Monday 26 August 2019

And then, one day, Death turned the scythe on herself.

And then, one day, Death turned the scythe on herself.

It had finally got too much: the sobbing, the pleading, the bribes and promises and, worst of all, the lies.

No, wait; the prayers. The prayers were much worse. What sort of vacuous marketing executive had decided to associate her with evil? It was moronic and, were she the litigious type, she’d go as far as negligent.

She had stuck through it all: the quivering lips, the screams and cries, the pleas of innocence (what was that about?). How many millennia had she trod this earth?

She thought back to when she heard only grunts and gasps of wonder.

But the last century had worn on her. Not satisfied with delaying her (and to think they had once called her Mother), they had come up with increasingly inventive ways of rendering her irrelevant.

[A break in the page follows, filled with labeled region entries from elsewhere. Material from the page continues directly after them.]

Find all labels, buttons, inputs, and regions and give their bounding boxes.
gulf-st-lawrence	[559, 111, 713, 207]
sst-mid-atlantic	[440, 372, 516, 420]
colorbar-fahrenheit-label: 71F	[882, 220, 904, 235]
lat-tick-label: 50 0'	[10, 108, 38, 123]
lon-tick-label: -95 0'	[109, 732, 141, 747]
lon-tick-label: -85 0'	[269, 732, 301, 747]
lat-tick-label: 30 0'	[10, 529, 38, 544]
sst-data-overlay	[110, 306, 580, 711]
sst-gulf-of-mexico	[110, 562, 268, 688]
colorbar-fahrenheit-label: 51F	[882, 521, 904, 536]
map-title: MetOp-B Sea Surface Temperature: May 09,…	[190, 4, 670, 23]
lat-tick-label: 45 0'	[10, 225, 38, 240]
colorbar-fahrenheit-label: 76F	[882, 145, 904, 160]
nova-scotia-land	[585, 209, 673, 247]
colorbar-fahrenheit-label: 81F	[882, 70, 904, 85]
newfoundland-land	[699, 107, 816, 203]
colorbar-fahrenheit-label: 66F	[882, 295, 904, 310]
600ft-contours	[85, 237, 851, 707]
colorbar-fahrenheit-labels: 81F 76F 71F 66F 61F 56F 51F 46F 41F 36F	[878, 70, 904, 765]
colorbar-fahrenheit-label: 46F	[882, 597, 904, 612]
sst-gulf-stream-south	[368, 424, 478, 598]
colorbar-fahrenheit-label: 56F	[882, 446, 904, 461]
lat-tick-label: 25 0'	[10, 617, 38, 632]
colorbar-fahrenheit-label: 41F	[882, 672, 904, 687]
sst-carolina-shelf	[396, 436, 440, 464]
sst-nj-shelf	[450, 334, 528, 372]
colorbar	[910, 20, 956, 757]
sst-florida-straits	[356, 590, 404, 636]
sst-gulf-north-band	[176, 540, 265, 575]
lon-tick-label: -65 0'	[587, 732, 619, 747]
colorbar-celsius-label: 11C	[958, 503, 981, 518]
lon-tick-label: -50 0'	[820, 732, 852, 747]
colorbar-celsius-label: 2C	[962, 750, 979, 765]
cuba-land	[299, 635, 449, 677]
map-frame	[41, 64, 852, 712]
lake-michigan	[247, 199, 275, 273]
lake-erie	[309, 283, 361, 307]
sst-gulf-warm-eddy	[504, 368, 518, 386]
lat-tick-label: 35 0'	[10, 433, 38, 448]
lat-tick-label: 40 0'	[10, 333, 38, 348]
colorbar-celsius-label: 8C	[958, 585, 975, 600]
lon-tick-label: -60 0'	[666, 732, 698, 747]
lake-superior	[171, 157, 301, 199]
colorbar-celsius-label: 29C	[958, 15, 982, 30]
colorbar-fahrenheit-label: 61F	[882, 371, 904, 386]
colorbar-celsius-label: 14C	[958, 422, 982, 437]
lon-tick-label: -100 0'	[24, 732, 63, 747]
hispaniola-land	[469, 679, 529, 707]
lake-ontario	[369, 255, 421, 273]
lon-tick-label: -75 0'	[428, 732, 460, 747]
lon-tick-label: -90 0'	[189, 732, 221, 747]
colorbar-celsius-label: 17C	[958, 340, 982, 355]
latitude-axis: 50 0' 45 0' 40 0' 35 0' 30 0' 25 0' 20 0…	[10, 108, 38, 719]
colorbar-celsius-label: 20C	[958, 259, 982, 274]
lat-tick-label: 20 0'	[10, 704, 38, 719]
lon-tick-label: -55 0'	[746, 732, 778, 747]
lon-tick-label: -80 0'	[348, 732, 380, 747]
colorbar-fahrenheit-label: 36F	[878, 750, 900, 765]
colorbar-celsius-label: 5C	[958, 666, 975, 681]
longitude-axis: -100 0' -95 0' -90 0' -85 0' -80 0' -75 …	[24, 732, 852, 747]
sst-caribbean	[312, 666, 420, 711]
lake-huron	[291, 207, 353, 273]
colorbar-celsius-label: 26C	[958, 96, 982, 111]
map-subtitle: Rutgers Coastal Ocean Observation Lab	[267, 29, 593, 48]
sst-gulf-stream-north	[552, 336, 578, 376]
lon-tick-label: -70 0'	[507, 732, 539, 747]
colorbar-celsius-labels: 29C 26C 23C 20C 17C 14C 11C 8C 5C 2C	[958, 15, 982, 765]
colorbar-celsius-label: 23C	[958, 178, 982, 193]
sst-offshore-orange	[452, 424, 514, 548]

She trod these cities, these battlegrounds, to find them already husks, hollowed out by Power and picked clean by an ever greedy Time.

And she wept for those who fell, sobbing with relief, into her arms.

So she stopped and sat. She watched the war zones grow and merge, and saw hatred and fear (more powerful than any of her viruses) spread across the earth.

And so, at last, she turned the scythe upon herself, and fell into her own arms, satisfied humanity was doing well enough without her.